Former Deputy Prime Minister Boris Y. Nemtsov, 55 years old, was brutally murdered in Moscow last week, just steps away from the Kremlin. His death has deeply shocked those who care about Russia. While over 50,000 somber Muscovites filled the streets in a weekend memorial march to the bridge where Nemtsov was shot in the back, the Kremlin fielded preposterous theories as to the cause of the shooting: It was radical Muslims, it was the Russian opposition trying to create a martyr, it was Ukrainian nationalists or, inevitably, the CIA.
Whether or not Putin himself ordered the hit, this politically motivated shooting must be laid at the footsteps of the Putin regime. Why? Because Putin has created a climate of fear and hatred of anything and anyone that smacks of “otherness.”
From state-controlled TV and radio, Russians have been force-fed a steady stream of propaganda. Most of the Russian population has embraced the new era of demonization – of the West, of the opposition, of pro-Maidan Ukrainian nationalists, of nongovernmental organizations, of the independent media. Observers have gone from describing today’s Russia as “quasi-authoritarianism” to “quasi-fascism” – and some are dropping the qualifiers entirely.
The West needs to see Russian President Putin as the bully that he is. We need to recognize how far he has moved from the democratic norms that have governed Europe in the postwar era.
A regime that regularly labels dissenting voices as “enemy agents” and uses the judicial system to silence, harass, jail and exile those who speak up is a regime that embraces the hatred it encourages. Those who shot Boris Nemtsov, a courageous, eloquent, long-time activist for a democratic Russia, knew they could act with impunity. Many other murders have come before his, and none of the murderers have been brought to justice in Putin’s Russia. Sometimes the thug shooters are found and tried, but the real perpetrators of the crime – those who ordered it – are never uncovered. This murder will likely be no exception. Those who hate – whether they are supporting the war in Chechnya (likely in the case of murdered journalist Anna Politkovskaya) or Ukrainian separatists, as is possible in Nemtsov’s case – feel that they have a license to kill.
Nemtsov, active in the movement against the Russian role in the Ukraine war and a vocal opponent of Putin’s, was poised to release a new report implicating Russia in that war. He was a thorn in the side of the Kremlin. The Russian opposition, however, has been weak and marginalized for years, both because of political repression and because of internal fractures within the opposition ranks. Perhaps this senseless death will help spur unity and a sense of purpose among democrats in Russia.

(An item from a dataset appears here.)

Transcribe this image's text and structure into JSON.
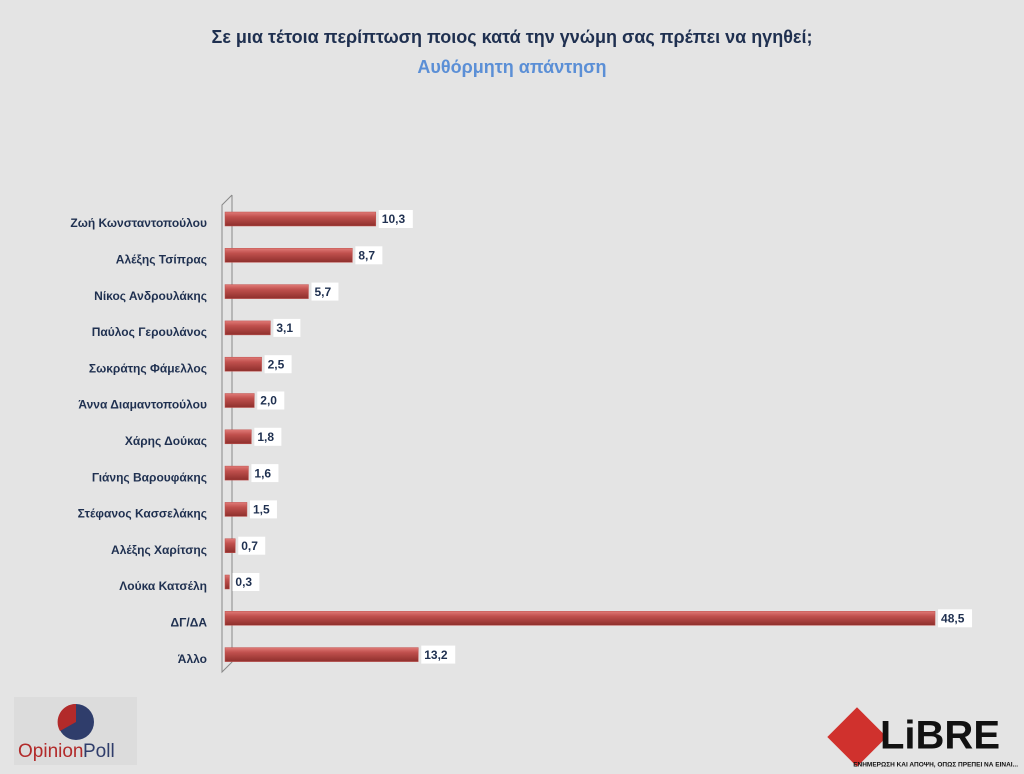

Boris Nemtsov visited Seattle in the late 1990s, when the idea of a Western-inclined and friendly Russia was still a possibility, and met with students and community members at the University of Washington. One couldn’t help but be inspired by this earnest, open and brilliant young man. Through programs supporting human rights and civil society in Russia since that time, the Henry M. Jackson Foundation has since met hundreds of bright young men and women like Boris who, despite the odds, are working within the Russian system to make it better. What will this murder say to them?
These activists and political leaders are putting their lives at risk for the future of Russia. We in the West should support them by uniting in our condemnation of what Russia has become and by finding the political will to stand up to Putin. We must recognize this crime for what it is: an outrageous, overt act of violence in a country which has become more dangerous with every passing day.